Engolem violações de critérios do Pacto de Estabilidade para acomodar as opções
tomadas pela Itália e pela França, mas não desencadeiam a sua indispensável
reforma. Continuarão a impô-lo a países como Portugal e a tratar-nos com pouco
respeito.
Como se sabe, o Governo português
deu prioridade ao pagamento antecipado da linha de crédito contraída junto do
FMI. Depois de ter amortizado cerca de 82% do capital em dívida, pretendeu
agora pagar os restantes 4,7 mil milhões de euros. As autoridades europeias,
que deviam apoiar a opção do nosso país, aproveitaram o "direito" de
se pronunciar - estabelecido quando o Estado português, em 2011, recorreu ao
financiamento da troika - para nos imporem mais cinco condições contratuais
gravosas nas linhas de crédito que ainda se mantêm com os credores oficiais
europeus. E o nosso ministro das Finanças (o Governo) "acertou", à
socapa, tais condições. Tudo isto é indecoroso.
As imposições a que fomos
sujeitos têm efeitos negativos imediatos sobre a vida dos portugueses e podem
ter outros a prazo. O país, ao ser obrigado a criar uma "confortável"
almofada financeira, cativa recursos que poderia usar para estimular a
economia, para melhorar a prestação de direitos sociais fundamentais ou repor
direitos dos trabalhadores.

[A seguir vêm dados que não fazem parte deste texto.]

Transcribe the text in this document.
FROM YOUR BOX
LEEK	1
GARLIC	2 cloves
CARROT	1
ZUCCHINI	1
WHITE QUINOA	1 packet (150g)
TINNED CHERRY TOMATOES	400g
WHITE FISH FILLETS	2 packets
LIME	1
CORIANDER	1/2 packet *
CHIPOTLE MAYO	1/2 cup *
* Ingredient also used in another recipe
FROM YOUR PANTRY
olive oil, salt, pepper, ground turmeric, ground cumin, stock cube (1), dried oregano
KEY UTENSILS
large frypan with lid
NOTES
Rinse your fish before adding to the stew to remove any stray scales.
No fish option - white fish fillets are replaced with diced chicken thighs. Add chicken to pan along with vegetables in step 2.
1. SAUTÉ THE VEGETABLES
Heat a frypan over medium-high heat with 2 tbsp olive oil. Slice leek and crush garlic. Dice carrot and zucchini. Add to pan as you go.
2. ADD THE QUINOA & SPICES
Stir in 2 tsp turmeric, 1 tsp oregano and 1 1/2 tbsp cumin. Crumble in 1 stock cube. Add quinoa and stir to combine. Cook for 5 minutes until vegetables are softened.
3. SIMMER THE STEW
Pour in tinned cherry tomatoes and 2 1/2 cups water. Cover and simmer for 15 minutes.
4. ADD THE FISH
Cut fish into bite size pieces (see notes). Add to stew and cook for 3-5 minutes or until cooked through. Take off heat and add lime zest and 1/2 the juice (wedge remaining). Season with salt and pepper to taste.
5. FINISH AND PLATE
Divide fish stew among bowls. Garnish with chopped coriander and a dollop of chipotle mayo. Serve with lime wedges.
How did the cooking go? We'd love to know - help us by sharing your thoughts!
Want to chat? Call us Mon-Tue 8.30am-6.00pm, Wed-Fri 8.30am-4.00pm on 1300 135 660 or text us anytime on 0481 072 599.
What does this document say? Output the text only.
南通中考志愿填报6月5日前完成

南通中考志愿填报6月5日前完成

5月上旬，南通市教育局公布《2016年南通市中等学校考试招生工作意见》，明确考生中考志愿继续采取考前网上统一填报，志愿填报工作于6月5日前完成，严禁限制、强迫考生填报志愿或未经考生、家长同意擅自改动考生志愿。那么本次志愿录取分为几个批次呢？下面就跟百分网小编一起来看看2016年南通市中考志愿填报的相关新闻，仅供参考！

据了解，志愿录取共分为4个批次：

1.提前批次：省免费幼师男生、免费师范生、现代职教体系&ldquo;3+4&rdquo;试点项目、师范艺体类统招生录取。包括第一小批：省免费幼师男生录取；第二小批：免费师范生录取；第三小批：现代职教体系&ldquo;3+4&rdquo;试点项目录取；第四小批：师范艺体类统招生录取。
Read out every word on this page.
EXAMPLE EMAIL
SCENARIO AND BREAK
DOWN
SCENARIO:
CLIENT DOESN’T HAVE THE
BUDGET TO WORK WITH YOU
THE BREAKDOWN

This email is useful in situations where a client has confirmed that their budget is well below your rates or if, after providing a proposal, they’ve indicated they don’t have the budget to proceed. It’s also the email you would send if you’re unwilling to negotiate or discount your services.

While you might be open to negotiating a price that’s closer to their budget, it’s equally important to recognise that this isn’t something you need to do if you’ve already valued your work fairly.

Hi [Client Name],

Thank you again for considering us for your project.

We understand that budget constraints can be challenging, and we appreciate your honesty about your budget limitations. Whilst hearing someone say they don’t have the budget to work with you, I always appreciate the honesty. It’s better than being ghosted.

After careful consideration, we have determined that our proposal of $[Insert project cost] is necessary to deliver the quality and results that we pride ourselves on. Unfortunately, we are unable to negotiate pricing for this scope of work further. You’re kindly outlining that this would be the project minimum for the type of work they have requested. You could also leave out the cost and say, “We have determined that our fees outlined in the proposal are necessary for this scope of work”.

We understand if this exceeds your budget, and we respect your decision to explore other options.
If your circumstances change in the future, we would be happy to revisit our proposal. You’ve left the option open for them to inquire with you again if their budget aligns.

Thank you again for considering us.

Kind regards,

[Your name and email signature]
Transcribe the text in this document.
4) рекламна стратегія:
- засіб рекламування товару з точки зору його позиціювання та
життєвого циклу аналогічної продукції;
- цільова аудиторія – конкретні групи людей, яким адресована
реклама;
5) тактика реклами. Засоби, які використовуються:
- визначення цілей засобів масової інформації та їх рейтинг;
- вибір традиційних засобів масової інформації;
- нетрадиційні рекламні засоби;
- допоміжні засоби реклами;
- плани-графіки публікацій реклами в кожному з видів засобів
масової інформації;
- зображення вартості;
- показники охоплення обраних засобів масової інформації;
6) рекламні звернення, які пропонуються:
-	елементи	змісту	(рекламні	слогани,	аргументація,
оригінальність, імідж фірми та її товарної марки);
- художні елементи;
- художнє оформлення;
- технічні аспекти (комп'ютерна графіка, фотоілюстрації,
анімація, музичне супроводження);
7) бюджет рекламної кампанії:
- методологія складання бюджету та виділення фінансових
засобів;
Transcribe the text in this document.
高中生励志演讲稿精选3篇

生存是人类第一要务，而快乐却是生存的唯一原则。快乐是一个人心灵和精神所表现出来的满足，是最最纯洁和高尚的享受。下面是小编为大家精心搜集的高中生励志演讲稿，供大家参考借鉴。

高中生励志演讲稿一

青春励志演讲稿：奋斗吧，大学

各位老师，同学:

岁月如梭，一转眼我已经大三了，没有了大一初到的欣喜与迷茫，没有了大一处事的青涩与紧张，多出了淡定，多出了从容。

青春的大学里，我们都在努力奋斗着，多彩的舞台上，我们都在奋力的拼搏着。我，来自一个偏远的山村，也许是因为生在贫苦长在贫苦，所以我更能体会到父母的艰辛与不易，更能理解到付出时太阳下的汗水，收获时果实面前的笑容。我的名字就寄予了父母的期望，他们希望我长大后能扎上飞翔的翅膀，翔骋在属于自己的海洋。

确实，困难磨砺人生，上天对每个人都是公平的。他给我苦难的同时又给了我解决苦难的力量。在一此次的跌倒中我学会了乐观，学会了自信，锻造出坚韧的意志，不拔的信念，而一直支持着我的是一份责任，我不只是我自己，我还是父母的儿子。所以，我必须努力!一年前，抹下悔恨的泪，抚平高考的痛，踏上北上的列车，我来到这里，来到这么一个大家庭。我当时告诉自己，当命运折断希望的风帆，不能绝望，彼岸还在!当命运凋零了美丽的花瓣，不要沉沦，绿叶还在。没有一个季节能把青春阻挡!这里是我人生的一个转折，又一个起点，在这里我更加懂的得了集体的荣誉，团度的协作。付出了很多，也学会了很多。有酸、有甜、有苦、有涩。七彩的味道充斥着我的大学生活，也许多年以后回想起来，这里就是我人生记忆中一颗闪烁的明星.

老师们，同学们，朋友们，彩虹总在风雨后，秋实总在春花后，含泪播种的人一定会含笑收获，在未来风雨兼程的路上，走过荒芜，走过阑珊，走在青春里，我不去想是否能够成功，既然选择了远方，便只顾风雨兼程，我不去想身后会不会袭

As condições renegociadas retiram graus de
liberdade a uma gestão prudente da dívida em situação de crise dos mercados
financeiros, e incluem outros condicionalismos. Num contexto de crise
financeira e de subida das taxas de juros no mercado, as consequências podem
ser pesadas para a nossa despesa com juros. Aí estão, mais uma vez, os
dirigentes europeus a proteger os mercados e os credores oficiais e a castigar
o povo.
Ao não submeter as condições
desta renegociação à discussão e aprovação do Parlamento, o ministro das
Finanças não acautelou o interesse público nacional e não respeitou as
instituições democráticas. É escandaloso que se tenha tomado consciência dessa
renegociação através da divulgação do acordo que o Parlamento alemão lhe
concedeu.
A complexidade e profundidade das
implicações do Brexit deviam levar a UE a uma mudança de rumo. Isso não está a
ser assumido, nem se perspetiva que a relação de forças existente e aquela que
se imagina para depois das eleições do próximo verão propiciem condições
políticas para tal objetivo. A União Europeia vai mesmo em direção errada.